The first prototype of their Hydrogen Battery Truck, or Hybatt truck for short, has begun its tests in 2021. Four more prototypes are being built at the same time. These are 40-ton semi-trailer tractors built by DAF, Mercedes-Benz and MAN. The first Hybatt trucks are designed to have a range of 400 to 500 kilometers, based on their own hydrogen tanks with a total capacity of 45 kilograms per truck using H35 technology (H2 gas at 350 bar pressure). According to Graszt, the series production vehicles will later achieve a significantly higher range depending on the configuration, customer requirements, and the maturity of other technologies. Every Hybatt truck initially has a reserve in the form of a powerful battery system, which guarantees a range of more than 100 kilometers alone.

After the conversion, the tractor still has these components on board. Photo: Clean Logistics

Further conversion workshops are to follow

The first Hybatt trucks are set to be converted into customer orders by the end of the second quarter of 2022. This is also why the company is planning to expand its operations to eleven retrofitting workshops for the start of 2022. From 2023, there will be another production building on a 1.8-hectare site with a production capacity of about 300 vehicles per year very close to the current production site.

Clean Logistics hopes to gradually increase its capacities over the next few years by establishing a network of partners. “The demand is huge. All our retrofitting capacity is already booked up. We also have definite inquiries in the high three-digit range,” reports Graszt. That also explains why the company is constantly looking for new employees.

And what does the conversion cost? Graszt calculates as follows: “Depending on the mileage, the asset value of a three to four-year-old 40-ton diesel truck is around €50,000. The conversion of a diesel truck costs about €500,000. 80 percent of the additional expenditure of an H2 truck compared to a diesel truck is subsidized by the state. The freight carrier needs to make up the difference themselves.” But does it pay off when the margins in the industry are already so narrow? “An H2 truck lasts longer than a diesel truck, and maintenance costs are also significantly lower,” explains Graszt. “What is more, the toll exemption for H2 trucks, and then the constantly rising diesel price mean that the H2 truck pays for itself when you consider the freight carrier’s total cost of ownership.”

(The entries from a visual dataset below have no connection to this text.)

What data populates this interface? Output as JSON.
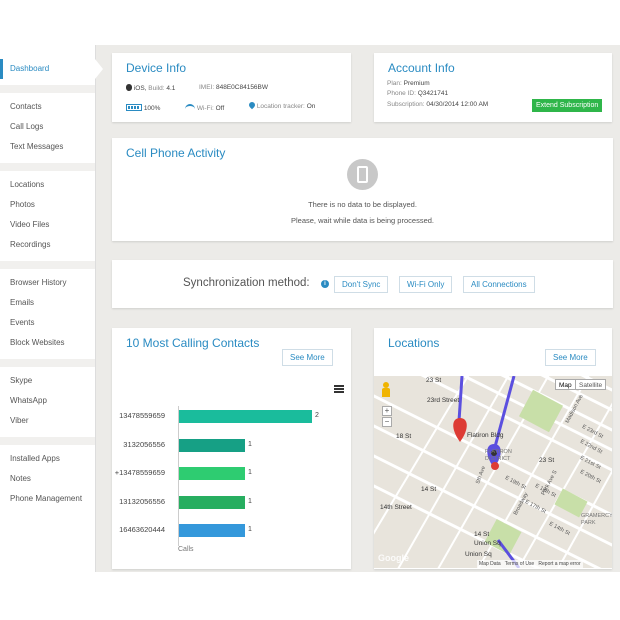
{
  "sidebar": {
    "groups": [
      [
        "Dashboard"
      ],
      [
        "Contacts",
        "Call Logs",
        "Text Messages"
      ],
      [
        "Locations",
        "Photos",
        "Video Files",
        "Recordings"
      ],
      [
        "Browser History",
        "Emails",
        "Events",
        "Block Websites"
      ],
      [
        "Skype",
        "WhatsApp",
        "Viber"
      ],
      [
        "Installed Apps",
        "Notes",
        "Phone Management"
      ]
    ]
  },
  "device": {
    "title": "Device Info",
    "os_label": "iOS",
    "build_label": "Build:",
    "build": "4.1",
    "imei_label": "IMEI:",
    "imei": "848E0C84156BW",
    "battery": "100%",
    "wifi_label": "Wi-Fi:",
    "wifi": "Off",
    "tracker_label": "Location tracker:",
    "tracker": "On"
  },
  "account": {
    "title": "Account Info",
    "plan_label": "Plan:",
    "plan": "Premium",
    "phone_label": "Phone ID:",
    "phone": "Q3421741",
    "sub_label": "Subscription:",
    "sub": "04/30/2014 12:00 AM",
    "extend": "Extend Subscription"
  },
  "activity": {
    "title": "Cell Phone Activity",
    "line1": "There is no data to be displayed.",
    "line2": "Please, wait while data is being processed."
  },
  "sync": {
    "label": "Synchronization method:",
    "options": [
      "Don't Sync",
      "Wi-Fi Only",
      "All Connections"
    ]
  },
  "calling": {
    "title": "10 Most Calling Contacts",
    "see_more": "See More",
    "axis": "Calls"
  },
  "locations": {
    "title": "Locations",
    "see_more": "See More",
    "map_btn": "Map",
    "sat_btn": "Satellite",
    "footer": [
      "Map Data",
      "Terms of Use",
      "Report a map error"
    ],
    "watermark": "Google",
    "labels": [
      "23 St",
      "23rd Street",
      "18 St",
      "Flatiron Bldg",
      "FLATIRON DISTRICT",
      "23 St",
      "5th Ave",
      "14 St",
      "14th Street",
      "14 St",
      "Union Sq",
      "Union Sq",
      "GRAMERCY PARK",
      "Madison Ave",
      "E 23rd St",
      "E 22nd St",
      "E 21st St",
      "E 20th St",
      "E 19th St",
      "E 18th St",
      "E 17th St",
      "Park Ave S",
      "Broadway",
      "E 14th St"
    ]
  },
  "chart_data": {
    "type": "bar",
    "orientation": "horizontal",
    "categories": [
      "13478559659",
      "3132056556",
      "+13478559659",
      "13132056556",
      "16463620444"
    ],
    "values": [
      2,
      1,
      1,
      1,
      1
    ],
    "colors": [
      "#1abc9c",
      "#16a085",
      "#2ecc71",
      "#27ae60",
      "#3498db"
    ],
    "xlabel": "Calls",
    "xlim": [
      0,
      2
    ]
  }
}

Buses can also be converted

Another cornerstone of Clean Logistics’ business is bus conversion. Back in July 29, 2021, the company delivered the first public transport bus that had been converted to run on hydrogen to the Uckermärkische Verkehrsgesellschaft (UVG) transport company in Schwedt. According to the company, the Hybatt bus is the first bus to have been converted for use with a fuel cell hydrogen drive to be used in public transport in Europe. The upgraded Mercedes-Benz Citaro vehicle has an emission-free energy system with a range of over 300 kilometers. The second Hybatt bus is due to be handed over to UVG in the fourth quarter of 2021.